In it was described by German historian and geographer Müller Gerhard Friedrich in his notes during Great Northern Expedition 1733 -1743, at that time upper part of Chulym also was called Iyus.

In 1812 it become famous for the richest placers of gold and its development of gold mining. Gold placers began to be developed 1832, 507 poods of gold was mined in the Cherny Iyus river basin from 1834 and by 1900.

In 1835 it was also mentioned in "Description of the Yeniseisk Governorate" by the first governor of Yeniseysk Governorate in Krasnoyarsk Alexander Petrovich Stepanov in his work awarded the half Demidov Prize by the scientific community in the "Statistics" section and Nicholas I awarded Stepanov a diamond ring for this book.

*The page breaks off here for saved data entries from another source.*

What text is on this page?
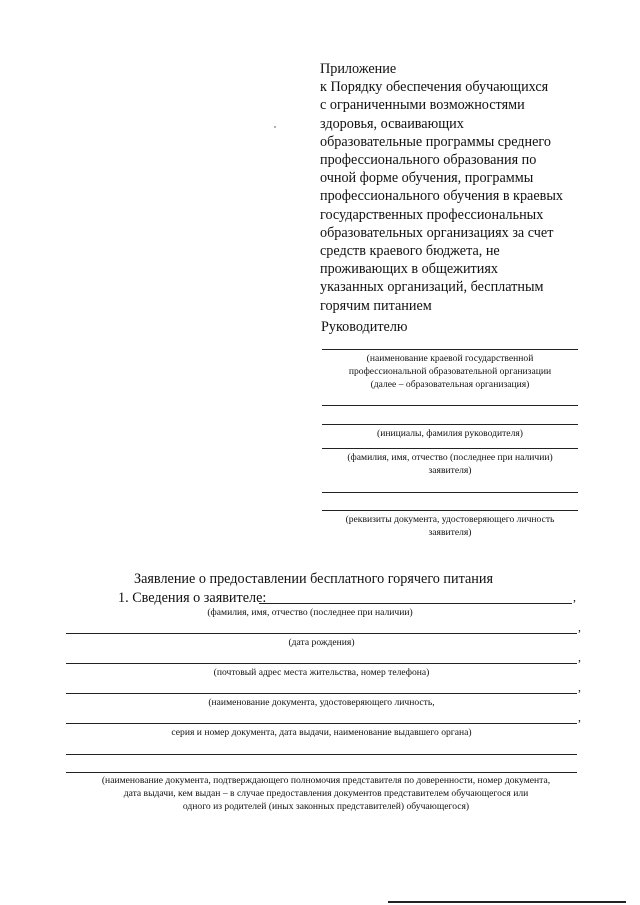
Приложение
к Порядку обеспечения обучающихся
с ограниченными возможностями
здоровья, осваивающих
образовательные программы среднего
профессионального образования по
очной форме обучения, программы
профессионального обучения в краевых
государственных профессиональных
образовательных организациях за счет
средств краевого бюджета, не
проживающих в общежитиях
указанных организаций, бесплатным
горячим питанием
Руководителю
(наименование краевой государственной
профессиональной образовательной организации
(далее – образовательная организация)
(инициалы, фамилия руководителя)
(фамилия, имя, отчество (последнее при наличии)
заявителя)
(реквизиты документа, удостоверяющего личность
заявителя)
Заявление о предоставлении бесплатного горячего питания
1. Сведения о заявителе:	,
(фамилия, имя, отчество (последнее при наличии)
,
(дата рождения)
,
(почтовый адрес места жительства, номер телефона)
,
(наименование документа, удостоверяющего личность,
,
серия и номер документа, дата выдачи, наименование выдавшего органа)
(наименование документа, подтверждающего полномочия представителя по доверенности, номер документа,
дата выдачи, кем выдан – в случае предоставления документов представителем обучающегося или
одного из родителей (иных законных представителей) обучающегося)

In 1881 it was described by Pestov and noted that Chulym Tatar population was living around area between Cherny Iyus and Bely Iyus.

In 1890 was described by Nikolaii Vasilʹevich Latkin in the Brockhaus and Efron Encyclopaedic Dictionary and beside gold mining also mentioning copper mine and a factory in the tributary of the Cherny Iyus, the Pechishche River. The river basin region was known for monuments of ferrous metallurgy.

in 1967, a teacher at the Novokuznetsk Pedagogical Institute, Pyotr Stepanovich Shpin discovered the first glacier in the upper reaches of the Black Ius River with an area of 0.2 km2, the results of the following expeditions of 1968–1975 a Catalog of glaciers was compiled, aerial photographs were analyzed and a whole glacial system was discovered, consisting of cirque, hanging and slope glaciers with a predominantly northeastern exposure.

== Fauna ==
Moschus moschiferus listed in Red Data Book of Khakassia.